As a childless woman, I have occasionally been an unpaid caregiver and frequently the one in need of care. I’ve taken time off from work to babysit my neighbors’ toddler, to bring my nephews to the pediatrician, to pick up a friend’s daughter from kindergarten, to help organize a funeral and sort through an estate. And my parents, relatives, husband and friends have taken time off from work in order to take me to physical therapy, to check-ups and procedures, to be at my bedside before and after surgery. The ideal family-friendly workplace would accommodate any employee’s need to help someone in regular need of assistance.

And maybe if we extend the value of good parenting to the value of good caregiving, we’ll be able to have more discussions about how freakin’ hard it can be. Caregiving isn’t just about having a big heart and finding joy in knowing you helped someone. It’s about sacrifice. It’s about reading a book for the fourth time no matter how much you want to throw it out the window. Or rubbing someone’s feet to distract them from the pain no matter how little sleep you’re running on. Or missing out on parties and events no matter how badly you want to go. Or suppressing your gag reflex as the one you love spits up something absolutely gross. Or mustering the strength to decide whether you should endure the anger being vented at you because everyone needs to vent, or whether you should call your loved one out on their self-pity lest their anger become an abusive habit. Caregiving is about testing your patience until it inevitably wears thin and you make a mistake or lash out, ensuring you’ll be up the next several nights wondering whether you just scarred someone for life. Caregiving is work and, regardless of whether it is paid work, it is one of the most psychologically taxing kinds of work there is.  And some are naturally better at caregiving than others, regardless of gender.

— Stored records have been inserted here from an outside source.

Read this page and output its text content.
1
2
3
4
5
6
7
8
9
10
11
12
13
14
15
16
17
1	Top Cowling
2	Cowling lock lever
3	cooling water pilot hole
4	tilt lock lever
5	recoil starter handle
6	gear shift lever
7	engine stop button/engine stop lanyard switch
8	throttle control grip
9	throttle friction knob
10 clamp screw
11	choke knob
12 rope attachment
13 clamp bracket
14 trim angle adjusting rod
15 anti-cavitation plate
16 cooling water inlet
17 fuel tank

But why is taking time off for your child’s recital more generous than taking time off for a date with a friend? Isn’t a childless peer just as valuable as a family member? Of course, but let’s not fool ourselves. Sitting through an entire school recital is a lot less fun than fine dining. (Hence the rule at Springfield Elementary: “No leaving after your kid’s part is done.”) And helping a friend through a typical young adult “crisis” like a breakup will never require the same sort of patience, empathy and thick skin that you need for helping someone through serious illness, severe injury, death or divorce. Commiserating, while still noble in its intentions, is simply saying, “I’ve been there!” and swapping sob stories within the boundaries of our comfort zone. Empathizing is forcing ourselves to stretch our imaginations and open our hearts to someone whose experience frustrates us, or maybe even scares us, because it is essentially different from our own experience. Because empathizing is so much harder, it is undeniably more noble.

Young, childless, upper/middle class adults like me will probably always be seen as the most self-indulgent because our stage in life is the least likely to involve illness or dependency. But those who volunteer after work to play with underprivileged children or tutor illiterate adults or regularly call their lonely relatives demonstrate that social segregation is in part a choice.

This is not to guilt everyone into feeling that our lives are meaningless unless we start volunteering. But we should be honest, not touchy, if our lifestyles are in fact more self-centered than others’. This year, unlike years past, I find myself only occasionally dedicating my time to someone else. My husband has been the giver, exerting himself to maintain the work-life balance constantly threatened by the pressures of his job and my medical needs. And for that he deserves accommodation from his employers, and both gratitude and admiration from me.